# Automated ML

TODO: Import Dependencies. In the cell below, import all the dependencies that you will need to complete the project.

In [None]:
from azureml.core import Workspace, Experiment,ScriptRunConfig
from azureml.train.automl import AutoMLConfig
from azureml.widgets import RunDetails
from azureml.core.compute import ComputeTarget, AmlCompute
from azureml.exceptions import ComputeTargetException
from azureml.data.dataset_factory import TabularDatasetFactory
from azureml.core.model import Model
from azureml.core.dataset import Dataset
from azureml.core.conda_dependencies import CondaDependencies
from azureml.core.environment import Environment
from azureml.core.webservice import Webservice
from azureml.core.webservice import AciWebservice
from azureml.core.model import Model, InferenceConfig
from azureml.interpret.scoring.scoring_explainer import TreeScoringExplainer, save
from sklearn.model_selection import train_test_split
import pandas as pd
import numpy as np
import joblib
import os
import json
import requests

In [None]:
ws = Workspace.from_config()

# choose a name for experiment
experiment_name = 'capstone_automl'

experiment=Experiment(ws, experiment_name)

In [None]:
cpu_cluster_name = "cpu-cluster"

try:
    compute_target = ComputeTarget(workspace=ws, name=cpu_cluster_name)
    print("Found existing cpu-cluster")
except ComputeTargetException:
    print("Creating new cpu-cluster")
    
    compute_config = AmlCompute.provisioning_configuration(vm_size="STANDARD_D2_V2",
                                                           min_nodes=0,
                                                           max_nodes=4)
    compute_target = ComputeTarget.create(ws, cpu_cluster_name, compute_config)
    
compute_target.wait_for_completion(show_output=True)

## Prepare Data

In [None]:
def clean_data(data):
        embarked = {"C": 1, "S": 2, "Q": 3}
        # Clean and one hot encode data
        x_df = data.dropna()
        x_df.drop("name", inplace=True, axis=1)
        x_df.drop("boat", inplace=True, axis=1)
        x_df.drop("home.dest", inplace=True, axis=1)
        x_df.drop("body", inplace=True, axis=1)
        x_df.drop("ticket", inplace=True, axis=1)
        x_df.drop("fare", inplace=True, axis=1)
        x_df.drop("cabin", inplace=True, axis=1)
        x_df["sex"] = x_df.sex.apply(lambda s: 1 if s == "male" else 0)
        x_df["embarked"] = x_df.embarked.map(embarked)
        x_df["age"] = x_df.age.apply(lambda s: np.NaN if s == "?" else s)
        x_df = x_df.dropna()
        y_df = x_df.pop("survived")

        return x_df, y_df

In [None]:
remote_dataset = TabularDatasetFactory.from_delimited_files("https://www.openml.org/data/get_csv/16826755/phpMYEkMl")
ds = remote_dataset.to_pandas_dataframe()
x, y = clean_data(ds)
training_data =  pd.concat([x, y], axis=1)

In [None]:
if "data" not in os.listdir():
    os.mkdir("./data")

if not os.path.isfile("data/titanic.csv"):
    training_data.to_csv('data/titanic.csv',index = False)
    
# get the datastore to upload prepared data
datastore = ws.get_default_datastore()

# upload the local file from src_dir to the target_path in datastore
datastore.upload(src_dir='data', target_path='data')

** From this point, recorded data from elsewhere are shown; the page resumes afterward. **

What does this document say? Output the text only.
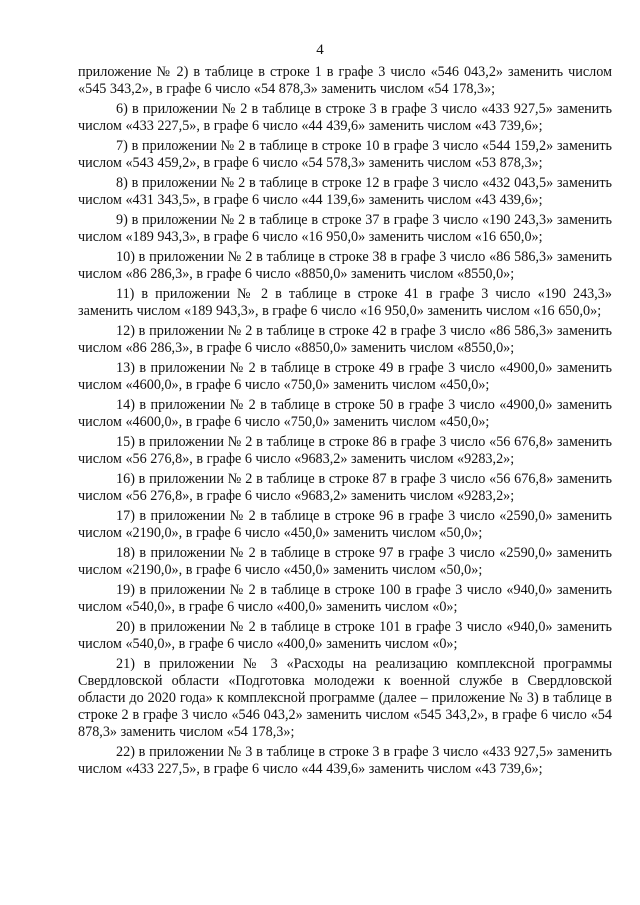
4

приложение № 2) в таблице в строке 1 в графе 3 число «546 043,2» заменить числом «545 343,2», в графе 6 число «54 878,3» заменить числом «54 178,3»;

6) в приложении № 2 в таблице в строке 3 в графе 3 число «433 927,5» заменить числом «433 227,5», в графе 6 число «44 439,6» заменить числом «43 739,6»;

7) в приложении № 2 в таблице в строке 10 в графе 3 число «544 159,2» заменить числом «543 459,2», в графе 6 число «54 578,3» заменить числом «53 878,3»;

8) в приложении № 2 в таблице в строке 12 в графе 3 число «432 043,5» заменить числом «431 343,5», в графе 6 число «44 139,6» заменить числом «43 439,6»;

9) в приложении № 2 в таблице в строке 37 в графе 3 число «190 243,3» заменить числом «189 943,3», в графе 6 число «16 950,0» заменить числом «16 650,0»;

10) в приложении № 2 в таблице в строке 38 в графе 3 число «86 586,3» заменить числом «86 286,3», в графе 6 число «8850,0» заменить числом «8550,0»;

11) в приложении № 2 в таблице в строке 41 в графе 3 число «190 243,3» заменить числом «189 943,3», в графе 6 число «16 950,0» заменить числом «16 650,0»;

12) в приложении № 2 в таблице в строке 42 в графе 3 число «86 586,3» заменить числом «86 286,3», в графе 6 число «8850,0» заменить числом «8550,0»;

13) в приложении № 2 в таблице в строке 49 в графе 3 число «4900,0» заменить числом «4600,0», в графе 6 число «750,0» заменить числом «450,0»;

14) в приложении № 2 в таблице в строке 50 в графе 3 число «4900,0» заменить числом «4600,0», в графе 6 число «750,0» заменить числом «450,0»;

15) в приложении № 2 в таблице в строке 86 в графе 3 число «56 676,8» заменить числом «56 276,8», в графе 6 число «9683,2» заменить числом «9283,2»;

16) в приложении № 2 в таблице в строке 87 в графе 3 число «56 676,8» заменить числом «56 276,8», в графе 6 число «9683,2» заменить числом «9283,2»;

17) в приложении № 2 в таблице в строке 96 в графе 3 число «2590,0» заменить числом «2190,0», в графе 6 число «450,0» заменить числом «50,0»;

18) в приложении № 2 в таблице в строке 97 в графе 3 число «2590,0» заменить числом «2190,0», в графе 6 число «450,0» заменить числом «50,0»;

19) в приложении № 2 в таблице в строке 100 в графе 3 число «940,0» заменить числом «540,0», в графе 6 число «400,0» заменить числом «0»;

20) в приложении № 2 в таблице в строке 101 в графе 3 число «940,0» заменить числом «540,0», в графе 6 число «400,0» заменить числом «0»;

21) в приложении № 3 «Расходы на реализацию комплексной программы Свердловской области «Подготовка молодежи к военной службе в Свердловской области до 2020 года» к комплексной программе (далее – приложение № 3) в таблице в строке 2 в графе 3 число «546 043,2» заменить числом «545 343,2», в графе 6 число «54 878,3» заменить числом «54 178,3»;

22) в приложении № 3 в таблице в строке 3 в графе 3 число «433 927,5» заменить числом «433 227,5», в графе 6 число «44 439,6» заменить числом «43 739,6»;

# create a dataset referencing the cloud location
dataset = Dataset.Tabular.from_delimited_files(path = [(datastore, ('data/titanic.csv'))])

## AutoML Configuration

we need to predict if a passanger is survived or not so our task is classification, the primary_metric her is accuracy which the automl should optimize, and the label_column_name is the value that we should predict,training_data containingthe data that we should use for training the model, max_concurrent_iterations is the max number of iterations that can excute in parallel,experiment_timeout_minutes Maximum amount of time in minutes that all iterations combined can take before the experiment terminates

In [None]:
# TODO: Put your automl settings here
automl_settings = {
    "experiment_timeout_minutes": 1,
    "max_concurrent_iterations": 5,
    "primary_metric" : 'accuracy'
}

# TODO: Put your automl config here
automl_config = AutoMLConfig(
                             compute_target=compute_target,
                             task = "classification",
                             training_data=dataset,
                             label_column_name="survived",   
                             debug_log = "automl_errors.log",
                             **automl_settings)

In [None]:
# TODO: Submit your experiment
remote_run = experiment.submit(automl_config)

In [None]:
RunDetails(remote_run).show()

In [None]:
best_run,model = remote_run.get_output()

In [None]:
best_run

## Clear Resources

In [None]:
try:
    compute_target.delete()
except ComputeTargetException:
    print("cpu-cluster Not Found")